A Theoretical Understanding of Self-Correction through In-context Alignment

Yifei Wang,Yuyang Wu,Zeming Wei,Stefanie Jegelka,Yisen Wang
2024-05-29
Abstract:Going beyond mimicking limited human experiences, recent studies show initial evidence that, like humans, large language models (LLMs) are capable of improving their abilities purely by self-correction, i.e., correcting previous responses through self-examination, in certain circumstances. Nevertheless, little is known about how such capabilities arise. In this work, based on a simplified setup akin to an alignment task, we theoretically analyze self-correction from an in-context learning perspective, showing that when LLMs give relatively accurate self-examinations as rewards, they are capable of refining responses in an in-context way. Notably, going beyond previous theories on over-simplified linear transformers, our theoretical construction underpins the roles of several key designs of realistic transformers for self-correction: softmax attention, multi-head attention, and the MLP block. We validate these findings extensively on synthetic datasets. Inspired by these findings, we also illustrate novel applications of self-correction, such as defending against LLM jailbreaks, where a simple self-correction step does make a large difference. We believe that these findings will inspire further research on understanding, exploiting, and enhancing self-correction for building better foundation models.
Machine Learning,Computation and Language
What problem does this paper attempt to address?

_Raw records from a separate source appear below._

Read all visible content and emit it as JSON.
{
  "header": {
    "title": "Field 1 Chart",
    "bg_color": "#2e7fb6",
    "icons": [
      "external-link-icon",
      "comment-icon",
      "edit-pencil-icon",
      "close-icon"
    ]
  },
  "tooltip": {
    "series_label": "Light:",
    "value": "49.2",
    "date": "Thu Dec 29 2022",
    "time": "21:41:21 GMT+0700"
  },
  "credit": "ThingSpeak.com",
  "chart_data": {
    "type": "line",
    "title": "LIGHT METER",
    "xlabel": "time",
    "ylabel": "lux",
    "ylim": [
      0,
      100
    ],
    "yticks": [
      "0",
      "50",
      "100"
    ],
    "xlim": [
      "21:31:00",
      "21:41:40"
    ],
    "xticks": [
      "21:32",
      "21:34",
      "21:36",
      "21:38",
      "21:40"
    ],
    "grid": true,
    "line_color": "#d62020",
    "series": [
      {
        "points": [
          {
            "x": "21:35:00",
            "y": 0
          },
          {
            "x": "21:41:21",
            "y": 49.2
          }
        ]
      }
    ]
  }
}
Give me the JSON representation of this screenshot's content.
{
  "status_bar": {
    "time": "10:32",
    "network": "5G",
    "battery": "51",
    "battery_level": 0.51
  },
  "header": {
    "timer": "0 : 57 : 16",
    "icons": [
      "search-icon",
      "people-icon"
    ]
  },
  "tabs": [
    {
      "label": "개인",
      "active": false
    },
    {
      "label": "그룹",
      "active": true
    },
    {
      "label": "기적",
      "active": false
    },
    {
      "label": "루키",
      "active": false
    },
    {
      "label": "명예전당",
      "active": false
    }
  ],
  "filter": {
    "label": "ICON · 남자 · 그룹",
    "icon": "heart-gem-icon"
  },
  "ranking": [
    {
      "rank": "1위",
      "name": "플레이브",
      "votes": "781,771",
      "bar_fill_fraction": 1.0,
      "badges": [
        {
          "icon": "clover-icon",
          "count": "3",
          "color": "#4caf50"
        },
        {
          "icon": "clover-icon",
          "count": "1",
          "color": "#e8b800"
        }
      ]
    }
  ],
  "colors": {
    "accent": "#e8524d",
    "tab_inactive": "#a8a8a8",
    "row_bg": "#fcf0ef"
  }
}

The paper primarily explores the self-correction ability of large language models (LLMs) and attempts to theoretically understand how this ability arises. Specifically, the core objectives of the paper can be summarized as follows: 1. **Theoretical Analysis of Self-Correction Ability**: Researchers conducted a theoretical analysis of self-correction from the perspective of in-context learning through simplified settings, similar to alignment tasks. They demonstrated that when LLMs can provide relatively accurate self-checks as rewards, they can refine responses within the context. 2. **Exploring Transformer Design in the Real World**: The research further revealed the roles of several key components of transformer design in the real world (such as softmax attention, multi-head attention, and MLP blocks) in the self-correction process. 3. **Experimental Validation**: The authors validated these findings through extensive experiments on synthetic datasets and showcased some novel application scenarios, such as defending against LLM jailbreak attacks. 4. **Combining Theory and Practice**: The paper not only provides a theoretical foundation but also demonstrates how to utilize these theoretical results to improve the design and application of foundational models. In summary, the core issue that this paper attempts to address is to establish a principled understanding of how the self-correction ability of LLMs emerges and how to enhance this ability through theoretical and experimental means.